Pero no sobre la hierba, sino en una piedra. Vestía de oscuro, llevaba un
bigote caído de retrato antiguo y tenía una ramita verde en la mano.
Mi salida del
agujero no pareció sorprenderlo. Aun sin sacar todo el cuerpo, respirando
fatigosamente y tatuada por la mugre del caño, debí parecerle un gusano del
estiércol que va a tentar suerte al aire de los otros bichos. Pero él no hizo
preguntas, no molestó con los famosos cómo te llamas ni cuántos años con que a
uno lo rematan cuando es chico, y que tantas veces no habrá más remedio que
contestar mostrando la retaguardia en un gesto típico. Si acaso intentó algo
fue sonreír. Pero con una sonrisa de miel que se desborda.
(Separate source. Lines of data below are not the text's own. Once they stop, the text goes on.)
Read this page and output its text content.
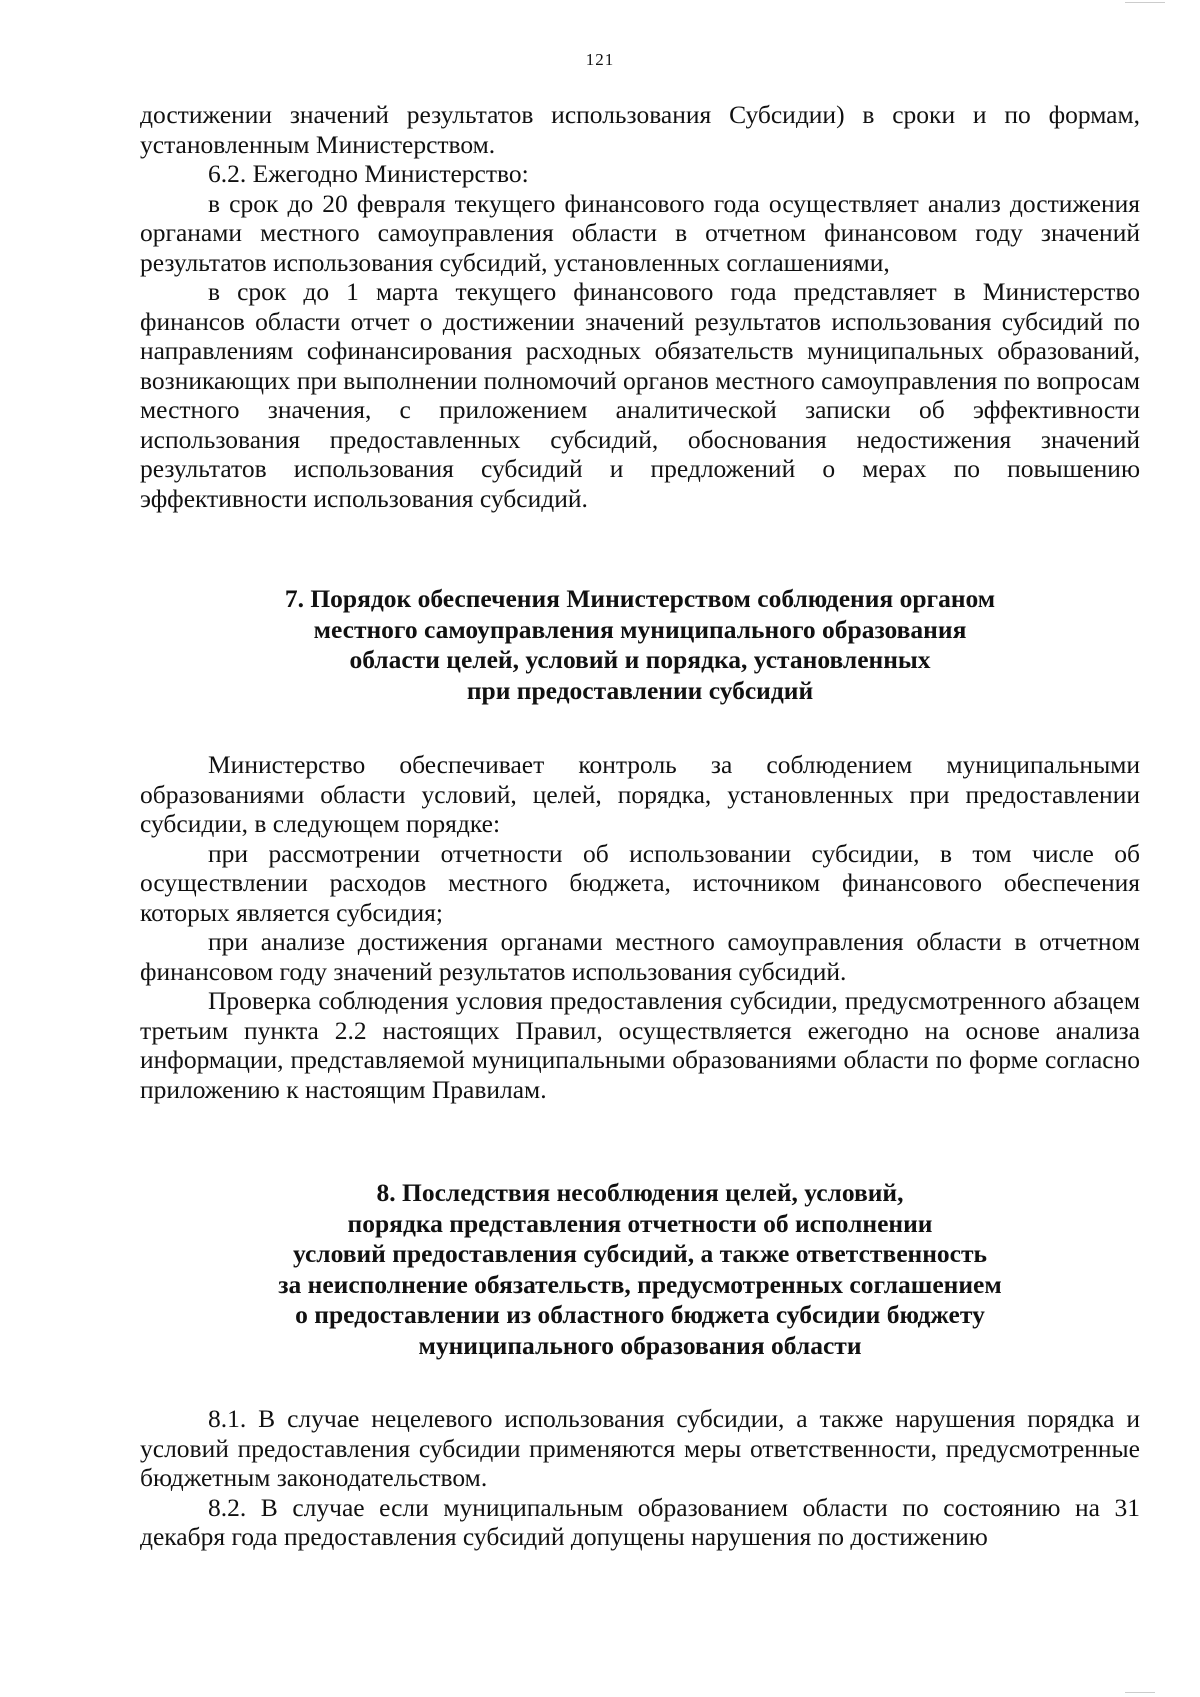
121

достижении значений результатов использования Субсидии) в сроки и по формам, установленным Министерством.

6.2. Ежегодно Министерство:

в срок до 20 февраля текущего финансового года осуществляет анализ достижения органами местного самоуправления области в отчетном финансовом году значений результатов использования субсидий, установленных соглашениями,

в срок до 1 марта текущего финансового года представляет в Министерство финансов области отчет о достижении значений результатов использования субсидий по направлениям софинансирования расходных обязательств муниципальных образований, возникающих при выполнении полномочий органов местного самоуправления по вопросам местного значения, с приложением аналитической записки об эффективности использования предоставленных субсидий, обоснования недостижения значений результатов использования субсидий и предложений о мерах по повышению эффективности использования субсидий.

7. Порядок обеспечения Министерством соблюдения органом
местного самоуправления муниципального образования
области целей, условий и порядка, установленных
при предоставлении субсидий

Министерство обеспечивает контроль за соблюдением муниципальными образованиями области условий, целей, порядка, установленных при предоставлении субсидии, в следующем порядке:

при рассмотрении отчетности об использовании субсидии, в том числе об осуществлении расходов местного бюджета, источником финансового обеспечения которых является субсидия;

при анализе достижения органами местного самоуправления области в отчетном финансовом году значений результатов использования субсидий.

Проверка соблюдения условия предоставления субсидии, предусмотренного абзацем третьим пункта 2.2 настоящих Правил, осуществляется ежегодно на основе анализа информации, представляемой муниципальными образованиями области по форме согласно приложению к настоящим Правилам.

8. Последствия несоблюдения целей, условий,
порядка представления отчетности об исполнении
условий предоставления субсидий, а также ответственность
за неисполнение обязательств, предусмотренных соглашением
о предоставлении из областного бюджета субсидии бюджету
муниципального образования области

8.1. В случае нецелевого использования субсидии, а также нарушения порядка и условий предоставления субсидии применяются меры ответственности, предусмотренные бюджетным законодательством.

8.2. В случае если муниципальным образованием области по состоянию на 31 декабря года предоставления субсидий допущены нарушения по достижению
Y elaborada al mismo
tiempo con los desechos de su propia soledad, quizás de su propio túnel, como
siempre que la ternura se quede virgen en esta extraña tierra del desencuentro.
Entonces yo emergí
del todo. Es decir, me incorporé enfrentándolo. De nuevo volvió él a echarme
por encima aquel baño total de asentimiento, una especie de connivencia en la
locura que me caló hasta los tiernos huesos.
Nadie en la vida
había sido capaz de sonreírme en tal forma, debí pensar, no sólo completamente
para mí tal una golosina barata cualquiera, sino como si se desplegase un
arcoíris privado en un mundo vacío. Y casi alcancé a retribuírselo. Pero de
pronto ocurre que uno es el hijo de la gran precaución. Hombre raro. Policía
arrestando vagos. Nunca. Cuidado. Eran unas lacónicas expresiones de diccionario
básico, pero que se las traían, como pequeños clavos con la punta hundida en la
masa cerebral y las cabezas afuera haciendo de antenas en todas las direcciones
del riesgo. Malbaraté, pues, el homenaje en cierne y salí a todo correr, cuanto
me permitió e! temblequeo de piernas.
El relato,
balbuceado en medio de la fiebre en que caí estúpidamente, se repitió con
demasía. Y así, sin que nadie se diera cuenta de lo que se estaba haciendo, me
enseñaron que había en este mundo una cosa llamada violación. Algo terrorífico,
según se lograba colegir viendo el asco pegado a las caras como las moscas en
la basura. Pero que si, de acuerdo con mi propia versión del suceso, podría
provenir de aquel hombre distinto que había sonreído para mí desde la piedra,
debía ser otra historia. Violación, hombre dulce. Algo muy sucio de lo que
ellos estarían de vuelta. Pero sin que nada tuviese que ver con mi asunto,
divisible solamente por la unidad o sí mismo, como esos números anárquicos de
la matemática elemental que no se dejan intervenir por otros. Tanto que supuse
que violar a una niña sería como llevársela sobre un colchón de nubes, por
encima de la tierra suspicaz, a un enorme granero celeste sin
techo ni paredes. Y a estarse luego a lo que sucediera.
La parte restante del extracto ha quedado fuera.